Calling them heroes cannot gild the lily. They are not willingly taking the risk. They are not willingly sacrificing their own safety for the sake of others. They are doing so because, like all workers deemed essential during this crisis, they are not allowed to choose. By the fortuity of being (often lowly regarded and poorly paid) health care workers, bus or train drivers, cleaners, warehouse workers, or cashiers, they are in a dilemma: they can quit and thereby protect themselves and their loved ones with whom they live and endure penury, or they can soldier on, take risks they would like to reject and have their loved ones take risks which they, in turn, never bargained-for. If they had not been classified as working in ‘essential’ services, all these workers, all these heroes, might have stood down. They might have been safer and eligible to apply to income replacement schemes. That is the key: before being called heroes, a decision was taken to label their workplaces ‘essential’, making them, as workers, justifiably subject to coercion.

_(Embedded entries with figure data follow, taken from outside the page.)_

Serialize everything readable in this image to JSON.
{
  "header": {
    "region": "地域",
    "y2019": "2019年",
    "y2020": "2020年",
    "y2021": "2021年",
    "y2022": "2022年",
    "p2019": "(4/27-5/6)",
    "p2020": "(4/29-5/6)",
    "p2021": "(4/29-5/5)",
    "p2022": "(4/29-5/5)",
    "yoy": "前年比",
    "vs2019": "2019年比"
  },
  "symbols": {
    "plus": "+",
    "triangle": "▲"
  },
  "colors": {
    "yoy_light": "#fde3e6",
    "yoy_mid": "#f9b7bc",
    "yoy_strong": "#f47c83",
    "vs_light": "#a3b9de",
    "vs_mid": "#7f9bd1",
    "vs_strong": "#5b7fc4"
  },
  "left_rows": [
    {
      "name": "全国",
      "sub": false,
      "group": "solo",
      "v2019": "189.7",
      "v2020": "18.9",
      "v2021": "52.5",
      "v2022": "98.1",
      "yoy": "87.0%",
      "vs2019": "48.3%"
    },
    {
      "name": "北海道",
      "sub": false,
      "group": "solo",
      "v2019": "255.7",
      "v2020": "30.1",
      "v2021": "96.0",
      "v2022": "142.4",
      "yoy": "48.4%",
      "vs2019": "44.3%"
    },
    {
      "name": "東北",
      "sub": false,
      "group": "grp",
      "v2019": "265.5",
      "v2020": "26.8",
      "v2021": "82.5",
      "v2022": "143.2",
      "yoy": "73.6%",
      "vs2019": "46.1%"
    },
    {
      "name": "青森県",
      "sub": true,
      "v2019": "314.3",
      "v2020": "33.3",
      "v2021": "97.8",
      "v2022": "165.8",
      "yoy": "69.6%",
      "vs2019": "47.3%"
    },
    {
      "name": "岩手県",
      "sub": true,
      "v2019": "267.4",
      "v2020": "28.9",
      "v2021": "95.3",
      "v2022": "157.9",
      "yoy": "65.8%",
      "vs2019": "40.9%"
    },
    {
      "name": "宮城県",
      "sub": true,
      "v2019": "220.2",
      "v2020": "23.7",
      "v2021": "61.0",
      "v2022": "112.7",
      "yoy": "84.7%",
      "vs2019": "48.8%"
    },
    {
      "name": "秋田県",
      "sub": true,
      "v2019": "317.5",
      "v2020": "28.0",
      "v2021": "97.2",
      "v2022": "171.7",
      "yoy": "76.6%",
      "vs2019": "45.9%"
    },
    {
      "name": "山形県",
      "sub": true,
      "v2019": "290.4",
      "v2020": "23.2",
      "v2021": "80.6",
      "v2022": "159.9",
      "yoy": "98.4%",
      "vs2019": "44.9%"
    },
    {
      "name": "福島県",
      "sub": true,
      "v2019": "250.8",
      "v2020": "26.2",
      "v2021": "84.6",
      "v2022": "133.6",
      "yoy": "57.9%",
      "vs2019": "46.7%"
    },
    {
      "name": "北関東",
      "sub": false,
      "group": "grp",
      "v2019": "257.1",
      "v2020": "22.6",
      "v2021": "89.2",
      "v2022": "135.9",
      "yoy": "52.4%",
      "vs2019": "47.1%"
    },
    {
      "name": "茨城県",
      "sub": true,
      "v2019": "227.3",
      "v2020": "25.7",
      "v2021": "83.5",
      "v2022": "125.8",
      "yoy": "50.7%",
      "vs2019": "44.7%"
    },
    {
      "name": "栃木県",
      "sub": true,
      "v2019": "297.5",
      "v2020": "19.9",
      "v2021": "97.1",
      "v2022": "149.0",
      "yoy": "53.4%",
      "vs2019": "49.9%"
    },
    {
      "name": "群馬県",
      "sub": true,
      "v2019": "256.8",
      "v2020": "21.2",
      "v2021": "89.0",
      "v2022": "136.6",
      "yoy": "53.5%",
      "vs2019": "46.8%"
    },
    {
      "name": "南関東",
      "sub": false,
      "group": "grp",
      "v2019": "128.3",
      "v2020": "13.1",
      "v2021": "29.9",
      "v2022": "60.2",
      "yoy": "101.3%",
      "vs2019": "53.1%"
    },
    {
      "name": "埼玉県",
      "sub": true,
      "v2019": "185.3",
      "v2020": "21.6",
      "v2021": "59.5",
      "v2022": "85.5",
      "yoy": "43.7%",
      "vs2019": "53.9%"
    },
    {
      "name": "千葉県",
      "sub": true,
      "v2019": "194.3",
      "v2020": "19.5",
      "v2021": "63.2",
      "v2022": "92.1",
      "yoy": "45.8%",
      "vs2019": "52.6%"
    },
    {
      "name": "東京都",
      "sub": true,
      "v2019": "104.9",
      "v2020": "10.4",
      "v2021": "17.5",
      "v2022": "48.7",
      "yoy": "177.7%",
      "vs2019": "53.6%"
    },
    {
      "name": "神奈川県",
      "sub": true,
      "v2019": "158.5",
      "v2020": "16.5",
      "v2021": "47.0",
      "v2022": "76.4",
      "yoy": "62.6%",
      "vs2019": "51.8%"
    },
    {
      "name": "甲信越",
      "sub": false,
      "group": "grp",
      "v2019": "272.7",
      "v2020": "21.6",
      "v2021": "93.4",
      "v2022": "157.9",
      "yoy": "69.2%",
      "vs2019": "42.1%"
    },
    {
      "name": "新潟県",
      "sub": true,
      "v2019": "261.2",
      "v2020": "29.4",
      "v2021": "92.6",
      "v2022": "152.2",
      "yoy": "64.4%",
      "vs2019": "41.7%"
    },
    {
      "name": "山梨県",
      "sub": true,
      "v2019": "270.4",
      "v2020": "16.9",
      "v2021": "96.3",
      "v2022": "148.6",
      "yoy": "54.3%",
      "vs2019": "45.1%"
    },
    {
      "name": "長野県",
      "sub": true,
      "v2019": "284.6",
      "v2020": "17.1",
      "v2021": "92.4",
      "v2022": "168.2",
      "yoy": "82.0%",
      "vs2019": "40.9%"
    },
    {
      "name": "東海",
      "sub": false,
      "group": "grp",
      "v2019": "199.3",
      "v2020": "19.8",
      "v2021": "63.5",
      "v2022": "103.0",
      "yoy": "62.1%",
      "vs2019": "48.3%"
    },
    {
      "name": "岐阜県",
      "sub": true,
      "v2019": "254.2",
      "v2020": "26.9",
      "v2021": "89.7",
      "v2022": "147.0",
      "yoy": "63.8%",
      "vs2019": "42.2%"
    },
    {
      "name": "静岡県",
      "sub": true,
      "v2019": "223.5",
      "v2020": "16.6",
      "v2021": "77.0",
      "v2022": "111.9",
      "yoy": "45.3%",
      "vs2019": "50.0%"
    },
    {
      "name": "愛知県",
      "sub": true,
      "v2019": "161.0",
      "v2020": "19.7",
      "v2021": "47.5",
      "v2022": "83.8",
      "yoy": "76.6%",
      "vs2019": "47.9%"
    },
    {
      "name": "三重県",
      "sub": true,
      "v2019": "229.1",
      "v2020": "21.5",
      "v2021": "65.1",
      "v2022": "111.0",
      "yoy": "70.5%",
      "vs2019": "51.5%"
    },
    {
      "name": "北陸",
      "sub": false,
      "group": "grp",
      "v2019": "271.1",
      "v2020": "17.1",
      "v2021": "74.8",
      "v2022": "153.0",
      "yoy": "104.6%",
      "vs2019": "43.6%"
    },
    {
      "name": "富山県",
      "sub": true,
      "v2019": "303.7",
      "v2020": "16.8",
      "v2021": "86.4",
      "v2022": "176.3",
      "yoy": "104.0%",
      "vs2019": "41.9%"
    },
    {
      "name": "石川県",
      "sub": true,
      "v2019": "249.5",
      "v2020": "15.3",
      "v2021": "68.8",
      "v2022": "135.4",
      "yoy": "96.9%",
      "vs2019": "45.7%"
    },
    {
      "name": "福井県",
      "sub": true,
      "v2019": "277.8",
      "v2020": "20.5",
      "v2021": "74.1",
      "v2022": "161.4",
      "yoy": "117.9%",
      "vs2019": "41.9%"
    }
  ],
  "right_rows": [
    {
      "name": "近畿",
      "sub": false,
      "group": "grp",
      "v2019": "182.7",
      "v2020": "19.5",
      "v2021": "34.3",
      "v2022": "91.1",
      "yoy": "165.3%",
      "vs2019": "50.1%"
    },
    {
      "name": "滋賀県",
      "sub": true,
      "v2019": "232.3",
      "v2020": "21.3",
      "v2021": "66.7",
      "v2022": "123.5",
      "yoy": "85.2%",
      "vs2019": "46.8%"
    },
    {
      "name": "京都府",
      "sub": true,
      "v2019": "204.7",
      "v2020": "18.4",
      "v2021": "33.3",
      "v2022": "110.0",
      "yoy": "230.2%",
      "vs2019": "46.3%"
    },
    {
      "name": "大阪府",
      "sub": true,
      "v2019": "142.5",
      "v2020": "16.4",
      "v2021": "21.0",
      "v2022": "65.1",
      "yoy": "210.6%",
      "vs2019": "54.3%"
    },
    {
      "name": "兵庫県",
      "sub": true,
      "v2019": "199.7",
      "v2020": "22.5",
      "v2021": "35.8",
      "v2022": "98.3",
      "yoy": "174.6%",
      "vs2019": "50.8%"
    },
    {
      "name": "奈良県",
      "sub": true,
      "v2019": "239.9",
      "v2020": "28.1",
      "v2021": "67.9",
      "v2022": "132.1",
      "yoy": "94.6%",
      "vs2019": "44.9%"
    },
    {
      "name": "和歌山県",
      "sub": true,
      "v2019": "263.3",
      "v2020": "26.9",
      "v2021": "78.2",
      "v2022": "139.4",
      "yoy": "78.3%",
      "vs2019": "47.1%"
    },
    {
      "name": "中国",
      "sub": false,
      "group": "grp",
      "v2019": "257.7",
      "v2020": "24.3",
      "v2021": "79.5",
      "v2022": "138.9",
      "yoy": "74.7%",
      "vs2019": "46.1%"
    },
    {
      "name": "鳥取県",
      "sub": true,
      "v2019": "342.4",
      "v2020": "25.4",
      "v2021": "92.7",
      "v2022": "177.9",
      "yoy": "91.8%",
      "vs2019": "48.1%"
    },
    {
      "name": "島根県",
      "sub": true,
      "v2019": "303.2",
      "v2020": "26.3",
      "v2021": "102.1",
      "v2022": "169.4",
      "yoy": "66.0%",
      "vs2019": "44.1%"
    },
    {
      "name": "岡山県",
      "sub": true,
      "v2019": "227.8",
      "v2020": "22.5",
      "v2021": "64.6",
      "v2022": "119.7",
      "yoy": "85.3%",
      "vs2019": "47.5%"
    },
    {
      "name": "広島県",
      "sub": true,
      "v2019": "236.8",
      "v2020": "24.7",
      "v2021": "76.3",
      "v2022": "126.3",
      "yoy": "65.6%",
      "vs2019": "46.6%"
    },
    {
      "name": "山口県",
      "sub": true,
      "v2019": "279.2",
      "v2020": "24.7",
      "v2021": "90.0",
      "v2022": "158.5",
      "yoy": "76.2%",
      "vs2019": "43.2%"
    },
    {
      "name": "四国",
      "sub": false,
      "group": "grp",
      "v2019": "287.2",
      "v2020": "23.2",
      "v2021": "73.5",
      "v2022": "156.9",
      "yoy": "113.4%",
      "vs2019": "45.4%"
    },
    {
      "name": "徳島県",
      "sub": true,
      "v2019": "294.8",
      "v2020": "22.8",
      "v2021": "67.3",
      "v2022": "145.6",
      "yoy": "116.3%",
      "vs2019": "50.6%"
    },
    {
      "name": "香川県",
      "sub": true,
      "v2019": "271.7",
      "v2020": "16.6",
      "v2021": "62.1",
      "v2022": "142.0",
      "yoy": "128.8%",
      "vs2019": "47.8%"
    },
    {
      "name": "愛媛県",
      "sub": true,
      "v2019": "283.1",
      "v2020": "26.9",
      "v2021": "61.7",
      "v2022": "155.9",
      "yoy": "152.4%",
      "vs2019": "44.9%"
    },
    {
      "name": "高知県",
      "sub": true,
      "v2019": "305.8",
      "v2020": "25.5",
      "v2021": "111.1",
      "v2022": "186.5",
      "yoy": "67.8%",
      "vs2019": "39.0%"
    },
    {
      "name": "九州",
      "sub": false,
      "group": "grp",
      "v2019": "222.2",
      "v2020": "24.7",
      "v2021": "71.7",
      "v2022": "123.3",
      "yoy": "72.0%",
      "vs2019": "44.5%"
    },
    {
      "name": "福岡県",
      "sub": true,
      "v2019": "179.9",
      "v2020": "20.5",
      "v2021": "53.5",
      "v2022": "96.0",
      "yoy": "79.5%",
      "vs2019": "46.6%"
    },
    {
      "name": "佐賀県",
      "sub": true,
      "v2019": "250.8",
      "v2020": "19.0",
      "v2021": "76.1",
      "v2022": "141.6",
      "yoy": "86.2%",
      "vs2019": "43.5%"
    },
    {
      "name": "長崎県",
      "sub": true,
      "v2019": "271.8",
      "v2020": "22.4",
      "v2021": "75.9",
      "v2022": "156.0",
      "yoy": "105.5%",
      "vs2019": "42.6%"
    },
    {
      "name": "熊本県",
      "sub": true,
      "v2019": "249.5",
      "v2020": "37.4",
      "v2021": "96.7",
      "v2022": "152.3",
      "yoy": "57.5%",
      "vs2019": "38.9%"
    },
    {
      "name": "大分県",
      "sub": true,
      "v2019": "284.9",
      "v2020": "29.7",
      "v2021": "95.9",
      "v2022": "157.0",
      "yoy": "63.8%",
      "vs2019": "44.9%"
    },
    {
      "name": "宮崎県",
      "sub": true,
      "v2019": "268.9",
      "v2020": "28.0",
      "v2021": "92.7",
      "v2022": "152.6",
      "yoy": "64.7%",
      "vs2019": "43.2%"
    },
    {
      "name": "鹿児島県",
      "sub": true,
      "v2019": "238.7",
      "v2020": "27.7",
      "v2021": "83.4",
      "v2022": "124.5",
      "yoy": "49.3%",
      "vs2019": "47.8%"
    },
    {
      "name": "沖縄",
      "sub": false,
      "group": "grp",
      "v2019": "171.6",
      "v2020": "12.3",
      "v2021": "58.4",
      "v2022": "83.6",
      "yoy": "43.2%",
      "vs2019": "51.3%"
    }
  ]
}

In effect, the people labelled as heroes are being forced to be rescuers. Law has been turned on its head. Some might see this as a promising development: maybe we should all be forced to be rescuers. After all, in a decent society, there should be an obligation to fish that baby out of the puddle. But that misses the point. The thinking behind that rule—the rule that does not oblige anyone to rescue anyone else—is based on a logic that is crucial to capitalism. If people in need had a right to be rescued by others who have more talent or more wealth, then the owners of the means of production might have to share their wealth. There would be a push toward honouring Marx’s aspirational slogan, “From each according to his ability, to each according to his needs”. This is unacceptable to capitalism and will remain so after this pandemic is over. After all, capitalists want the principle, the one that says they owe no obligation to anyone in need, to be intact when it is all over. So, they need to hide the fact that they are waiving the rule when it suits them; that by labelling some workers essential and then calling them heroes, they are forcing some of the less well-off to serve the needs of others, a diktat no self-respecting red-blooded capitalist would ever accept.

Calling them heroes is a way to cajole these workers and perhaps to fool them and the rest of the public. The truth is they are being made sacrificial lambs on the altar of the public’s needs. The sincere thank yous, the banging of pots, and the like cannot hide the fact that, when the chips are down, Canada’s leaders are reacting as feudal lords did in 1351. That was the year when, during a catastrophic plague, the English feudal lords passed legislation forcing every person who did not own land or was a merchant or had a recognized craft, to work for any of those lords who asked them. What’s more, it also provided that these commanded workers should work for the wages that prevailed before the plague created such a high demand for their labour. No one called those compelled workers heroes. They were recognized as serfs. Eventually they rebelled, violently.

Harry Glasbeek is a Professor Emeritus and Senior Scholar, Osgoode Hall Law School, York University. His latest books are Class Privilege: How Law Shelters Shareholders and Coddles Capitalism (2107) and the follow-up, Capitalism: A Crime Story (2018) both published by Between the Lines, Toronto. Professor Glasbeek is a frequent contributor to Canadian Dimension.